As military tensions escalated in the Middle East, the price of West Texas Intermediate (WTI) crude oil surged in the New York oil market. After a significant drop last week, bargain hunters jumped in, and China’s recent interest rate cut added momentum to the increase.
On the New York Mercantile Exchange, the WTI for November delivery closed at $70.56 per barrel, up $1.34 (1.94%) from the previous day. This marked a rebound from a dip below $70 the last day, the first time it had fallen below that level since the 1st of the month. Similarly, Brent crude for December delivery also rose by $1.23 (1.68%) to close at $74.29 per barrel, recovering the $74 level after two trading days.
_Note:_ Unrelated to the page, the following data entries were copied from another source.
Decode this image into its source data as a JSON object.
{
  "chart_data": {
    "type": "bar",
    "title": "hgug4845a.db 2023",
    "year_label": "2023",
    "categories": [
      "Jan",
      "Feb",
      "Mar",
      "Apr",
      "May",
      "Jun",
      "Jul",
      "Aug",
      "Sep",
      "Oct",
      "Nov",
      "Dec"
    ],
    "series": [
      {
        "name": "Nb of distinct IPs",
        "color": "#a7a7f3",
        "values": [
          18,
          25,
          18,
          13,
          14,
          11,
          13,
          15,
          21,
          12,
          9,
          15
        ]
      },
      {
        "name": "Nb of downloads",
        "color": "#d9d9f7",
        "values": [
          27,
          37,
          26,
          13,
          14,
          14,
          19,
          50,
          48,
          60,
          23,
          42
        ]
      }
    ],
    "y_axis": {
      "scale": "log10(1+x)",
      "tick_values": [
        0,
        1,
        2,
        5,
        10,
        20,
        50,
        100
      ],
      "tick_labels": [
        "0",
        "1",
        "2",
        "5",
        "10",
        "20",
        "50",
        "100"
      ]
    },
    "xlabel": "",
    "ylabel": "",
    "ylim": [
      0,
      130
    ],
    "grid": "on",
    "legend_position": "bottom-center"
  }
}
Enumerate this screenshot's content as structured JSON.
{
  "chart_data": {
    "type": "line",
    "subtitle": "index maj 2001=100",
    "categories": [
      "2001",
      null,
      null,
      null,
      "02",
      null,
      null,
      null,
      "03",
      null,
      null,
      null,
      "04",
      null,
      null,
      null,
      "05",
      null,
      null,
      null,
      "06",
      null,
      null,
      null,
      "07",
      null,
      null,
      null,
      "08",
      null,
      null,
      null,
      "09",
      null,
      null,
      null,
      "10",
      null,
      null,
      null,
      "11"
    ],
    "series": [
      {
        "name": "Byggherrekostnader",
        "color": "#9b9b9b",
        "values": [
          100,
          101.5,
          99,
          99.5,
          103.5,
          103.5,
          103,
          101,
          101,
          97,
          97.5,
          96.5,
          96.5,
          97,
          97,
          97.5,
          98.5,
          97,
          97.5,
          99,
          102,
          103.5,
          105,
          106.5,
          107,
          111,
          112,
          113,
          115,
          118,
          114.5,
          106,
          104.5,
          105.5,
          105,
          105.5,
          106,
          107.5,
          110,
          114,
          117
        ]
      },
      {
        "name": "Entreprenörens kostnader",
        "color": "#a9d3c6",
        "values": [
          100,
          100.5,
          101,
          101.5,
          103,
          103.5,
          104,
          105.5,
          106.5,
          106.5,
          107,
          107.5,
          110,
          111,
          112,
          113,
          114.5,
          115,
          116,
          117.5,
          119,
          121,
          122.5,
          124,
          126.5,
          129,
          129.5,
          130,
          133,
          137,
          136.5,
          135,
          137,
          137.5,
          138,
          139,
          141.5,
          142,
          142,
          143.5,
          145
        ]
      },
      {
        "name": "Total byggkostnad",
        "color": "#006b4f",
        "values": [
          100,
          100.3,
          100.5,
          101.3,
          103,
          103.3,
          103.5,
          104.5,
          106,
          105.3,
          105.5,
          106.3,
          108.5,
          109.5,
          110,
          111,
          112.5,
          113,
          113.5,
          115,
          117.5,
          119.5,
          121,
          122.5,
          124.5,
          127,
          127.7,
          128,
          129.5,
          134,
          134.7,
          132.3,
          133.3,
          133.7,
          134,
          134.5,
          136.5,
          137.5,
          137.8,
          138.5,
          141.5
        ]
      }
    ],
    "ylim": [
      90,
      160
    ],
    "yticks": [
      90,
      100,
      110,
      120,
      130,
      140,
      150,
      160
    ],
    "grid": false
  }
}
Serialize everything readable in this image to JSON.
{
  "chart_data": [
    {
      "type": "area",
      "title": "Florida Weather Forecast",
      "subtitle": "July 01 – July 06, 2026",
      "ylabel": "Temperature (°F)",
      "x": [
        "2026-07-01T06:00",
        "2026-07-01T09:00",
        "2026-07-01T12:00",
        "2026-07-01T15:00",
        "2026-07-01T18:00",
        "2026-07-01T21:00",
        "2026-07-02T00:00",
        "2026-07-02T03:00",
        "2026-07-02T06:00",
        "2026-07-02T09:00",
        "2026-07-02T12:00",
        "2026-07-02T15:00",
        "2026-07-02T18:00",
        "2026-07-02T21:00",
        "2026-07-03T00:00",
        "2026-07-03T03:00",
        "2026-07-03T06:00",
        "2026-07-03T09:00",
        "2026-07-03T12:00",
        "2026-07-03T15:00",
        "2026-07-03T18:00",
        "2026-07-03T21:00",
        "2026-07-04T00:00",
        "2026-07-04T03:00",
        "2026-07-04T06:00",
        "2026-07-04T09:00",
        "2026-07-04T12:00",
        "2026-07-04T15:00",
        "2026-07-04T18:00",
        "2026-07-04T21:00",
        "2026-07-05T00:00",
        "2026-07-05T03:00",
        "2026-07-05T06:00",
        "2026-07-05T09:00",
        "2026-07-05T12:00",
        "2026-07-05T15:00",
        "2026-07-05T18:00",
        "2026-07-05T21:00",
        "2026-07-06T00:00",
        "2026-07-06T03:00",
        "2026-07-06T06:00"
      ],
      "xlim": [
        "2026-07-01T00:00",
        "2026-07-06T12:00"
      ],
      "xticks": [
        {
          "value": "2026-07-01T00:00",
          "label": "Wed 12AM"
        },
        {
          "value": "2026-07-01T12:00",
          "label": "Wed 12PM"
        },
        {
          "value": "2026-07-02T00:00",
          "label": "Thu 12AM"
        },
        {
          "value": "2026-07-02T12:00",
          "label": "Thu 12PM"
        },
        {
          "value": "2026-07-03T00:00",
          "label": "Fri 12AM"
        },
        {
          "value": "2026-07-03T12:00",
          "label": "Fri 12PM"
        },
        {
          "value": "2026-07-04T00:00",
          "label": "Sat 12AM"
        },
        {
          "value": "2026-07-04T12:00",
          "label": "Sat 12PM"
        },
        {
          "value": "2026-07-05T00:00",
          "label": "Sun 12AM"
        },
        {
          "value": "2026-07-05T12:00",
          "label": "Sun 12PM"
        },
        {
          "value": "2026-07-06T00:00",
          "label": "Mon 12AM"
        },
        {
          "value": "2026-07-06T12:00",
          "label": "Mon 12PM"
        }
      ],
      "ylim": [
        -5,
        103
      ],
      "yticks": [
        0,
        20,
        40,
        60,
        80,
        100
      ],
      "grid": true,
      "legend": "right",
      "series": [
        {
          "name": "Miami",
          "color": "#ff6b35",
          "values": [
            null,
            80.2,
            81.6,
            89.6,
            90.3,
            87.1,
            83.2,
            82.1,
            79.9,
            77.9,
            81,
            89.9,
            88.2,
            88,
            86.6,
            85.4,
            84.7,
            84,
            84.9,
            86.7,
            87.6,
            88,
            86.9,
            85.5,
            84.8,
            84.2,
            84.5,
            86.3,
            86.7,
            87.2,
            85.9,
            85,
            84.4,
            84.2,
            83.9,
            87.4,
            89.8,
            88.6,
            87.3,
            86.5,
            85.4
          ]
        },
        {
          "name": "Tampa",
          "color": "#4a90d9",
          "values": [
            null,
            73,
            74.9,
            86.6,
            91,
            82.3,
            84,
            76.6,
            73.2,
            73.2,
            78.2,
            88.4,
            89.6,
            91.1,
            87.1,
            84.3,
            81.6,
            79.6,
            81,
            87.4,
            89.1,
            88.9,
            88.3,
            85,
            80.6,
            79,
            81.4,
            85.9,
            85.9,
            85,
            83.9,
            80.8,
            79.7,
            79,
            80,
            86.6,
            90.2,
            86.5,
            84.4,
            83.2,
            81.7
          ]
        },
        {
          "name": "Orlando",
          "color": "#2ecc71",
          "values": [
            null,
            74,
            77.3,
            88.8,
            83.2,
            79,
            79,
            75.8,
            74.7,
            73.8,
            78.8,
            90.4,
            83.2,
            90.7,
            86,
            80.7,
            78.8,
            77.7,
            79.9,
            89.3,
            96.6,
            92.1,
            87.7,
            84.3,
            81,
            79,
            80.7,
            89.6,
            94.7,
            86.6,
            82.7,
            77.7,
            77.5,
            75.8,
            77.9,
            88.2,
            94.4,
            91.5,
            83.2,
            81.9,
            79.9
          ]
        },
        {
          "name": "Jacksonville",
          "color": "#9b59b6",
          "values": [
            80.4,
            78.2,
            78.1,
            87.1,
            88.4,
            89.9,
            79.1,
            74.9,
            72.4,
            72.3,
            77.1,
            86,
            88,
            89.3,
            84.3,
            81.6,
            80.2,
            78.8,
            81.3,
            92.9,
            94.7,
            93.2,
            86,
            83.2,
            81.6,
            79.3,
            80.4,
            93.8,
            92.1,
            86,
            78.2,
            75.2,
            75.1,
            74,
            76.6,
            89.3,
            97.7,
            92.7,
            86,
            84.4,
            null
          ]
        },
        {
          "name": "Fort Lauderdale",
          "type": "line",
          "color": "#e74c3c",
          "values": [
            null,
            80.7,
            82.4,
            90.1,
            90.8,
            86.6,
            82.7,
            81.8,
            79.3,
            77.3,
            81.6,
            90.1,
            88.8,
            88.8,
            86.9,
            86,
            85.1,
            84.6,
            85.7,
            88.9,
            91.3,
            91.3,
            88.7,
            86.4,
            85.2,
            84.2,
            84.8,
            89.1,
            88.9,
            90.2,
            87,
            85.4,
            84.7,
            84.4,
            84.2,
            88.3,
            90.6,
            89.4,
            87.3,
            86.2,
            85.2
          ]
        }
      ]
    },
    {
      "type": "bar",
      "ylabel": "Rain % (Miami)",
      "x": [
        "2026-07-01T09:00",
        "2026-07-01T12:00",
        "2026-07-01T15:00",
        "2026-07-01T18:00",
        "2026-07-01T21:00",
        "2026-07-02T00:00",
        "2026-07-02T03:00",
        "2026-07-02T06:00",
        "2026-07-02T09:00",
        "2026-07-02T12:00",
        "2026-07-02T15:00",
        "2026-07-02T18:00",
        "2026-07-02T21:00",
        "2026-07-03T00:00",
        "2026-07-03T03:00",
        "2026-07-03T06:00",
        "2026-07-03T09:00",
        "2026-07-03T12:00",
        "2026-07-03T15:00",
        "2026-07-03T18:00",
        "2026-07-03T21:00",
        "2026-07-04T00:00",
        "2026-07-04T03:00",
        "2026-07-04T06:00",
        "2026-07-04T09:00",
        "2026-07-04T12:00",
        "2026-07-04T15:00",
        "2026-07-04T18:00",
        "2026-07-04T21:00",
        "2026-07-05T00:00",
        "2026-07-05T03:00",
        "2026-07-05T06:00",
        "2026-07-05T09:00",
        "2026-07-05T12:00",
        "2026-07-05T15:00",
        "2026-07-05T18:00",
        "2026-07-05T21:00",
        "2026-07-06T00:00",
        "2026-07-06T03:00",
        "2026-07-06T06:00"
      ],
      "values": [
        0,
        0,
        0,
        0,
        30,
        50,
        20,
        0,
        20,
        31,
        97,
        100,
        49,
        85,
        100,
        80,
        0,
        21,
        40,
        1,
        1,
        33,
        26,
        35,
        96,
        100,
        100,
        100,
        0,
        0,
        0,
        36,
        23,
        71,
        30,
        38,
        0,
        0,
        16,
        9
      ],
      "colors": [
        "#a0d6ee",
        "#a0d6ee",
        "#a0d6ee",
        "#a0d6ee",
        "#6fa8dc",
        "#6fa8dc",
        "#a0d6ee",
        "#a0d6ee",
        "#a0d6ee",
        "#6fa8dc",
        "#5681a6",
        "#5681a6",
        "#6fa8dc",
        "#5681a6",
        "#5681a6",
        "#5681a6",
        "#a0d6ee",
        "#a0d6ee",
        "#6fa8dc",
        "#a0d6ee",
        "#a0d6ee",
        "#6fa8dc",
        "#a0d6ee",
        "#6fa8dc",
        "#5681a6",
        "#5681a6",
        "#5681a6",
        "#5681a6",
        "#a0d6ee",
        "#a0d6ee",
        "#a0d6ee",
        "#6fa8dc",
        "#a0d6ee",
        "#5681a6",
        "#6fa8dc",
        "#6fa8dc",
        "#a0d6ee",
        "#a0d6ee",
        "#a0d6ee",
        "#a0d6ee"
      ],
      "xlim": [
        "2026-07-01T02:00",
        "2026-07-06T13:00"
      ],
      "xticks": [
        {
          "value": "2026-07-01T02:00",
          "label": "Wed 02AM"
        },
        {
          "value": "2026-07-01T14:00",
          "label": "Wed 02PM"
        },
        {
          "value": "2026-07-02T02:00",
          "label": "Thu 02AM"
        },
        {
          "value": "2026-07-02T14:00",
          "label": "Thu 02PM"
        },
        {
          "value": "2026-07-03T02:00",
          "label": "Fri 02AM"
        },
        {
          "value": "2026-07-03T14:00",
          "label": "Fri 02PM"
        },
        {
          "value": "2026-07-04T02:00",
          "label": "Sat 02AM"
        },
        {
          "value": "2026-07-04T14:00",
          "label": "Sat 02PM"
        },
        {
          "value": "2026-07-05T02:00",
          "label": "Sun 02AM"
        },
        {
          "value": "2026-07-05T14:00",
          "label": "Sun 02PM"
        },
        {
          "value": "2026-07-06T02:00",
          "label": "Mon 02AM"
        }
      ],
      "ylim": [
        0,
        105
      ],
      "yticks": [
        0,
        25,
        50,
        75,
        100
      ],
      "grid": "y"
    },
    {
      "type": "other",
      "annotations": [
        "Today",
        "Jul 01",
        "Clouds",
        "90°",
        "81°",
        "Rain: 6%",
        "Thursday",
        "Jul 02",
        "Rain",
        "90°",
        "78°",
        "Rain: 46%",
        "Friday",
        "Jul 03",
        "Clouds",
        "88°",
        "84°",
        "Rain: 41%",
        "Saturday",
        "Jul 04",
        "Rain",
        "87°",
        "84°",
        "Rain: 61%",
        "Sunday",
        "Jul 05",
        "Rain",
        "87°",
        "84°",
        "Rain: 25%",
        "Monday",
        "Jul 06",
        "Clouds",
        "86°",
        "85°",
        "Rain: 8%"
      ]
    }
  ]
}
The Middle East situation has grown more volatile following a recent drone attack on the Israeli Prime Minister’s residence, escalating tensions between Israel and Iran. Any hopes for a ceasefire negotiation disappeared following the death of Hamas leader Yahya Sinwar. This led to significant declines in WTI and Brent prices last week, with WTI dropping 8.39% and Brent falling by 7.57%.
On the same day, China’s central bank, the People’s Bank of China, lowered the Loan Prime Rate (LPR) by 25 basis points. The one-year LPR adjusted to 3.10%, while the five-year LPR fell to 3.60%. This decision followed the PBOC governor’s forecast that the rate cut would be in the range of 20 to 25 basis points.
David Morrison, a senior market analyst at TradeNation, noted that China’s recent rate cut is a positive signal for the world’s largest oil importer, offering some monetary stimulus. However, he pointed out that expectations for the fiscal stimulus promised by Chinese authorities remain insufficient.
Meanwhile, Saudi Aramco’s CEO, Amin Nasser, expressed optimism about China’s oil demand at the Singapore Energy Conference, citing a surge in jet fuel and naphtha driven by the country’s rising chemical needs.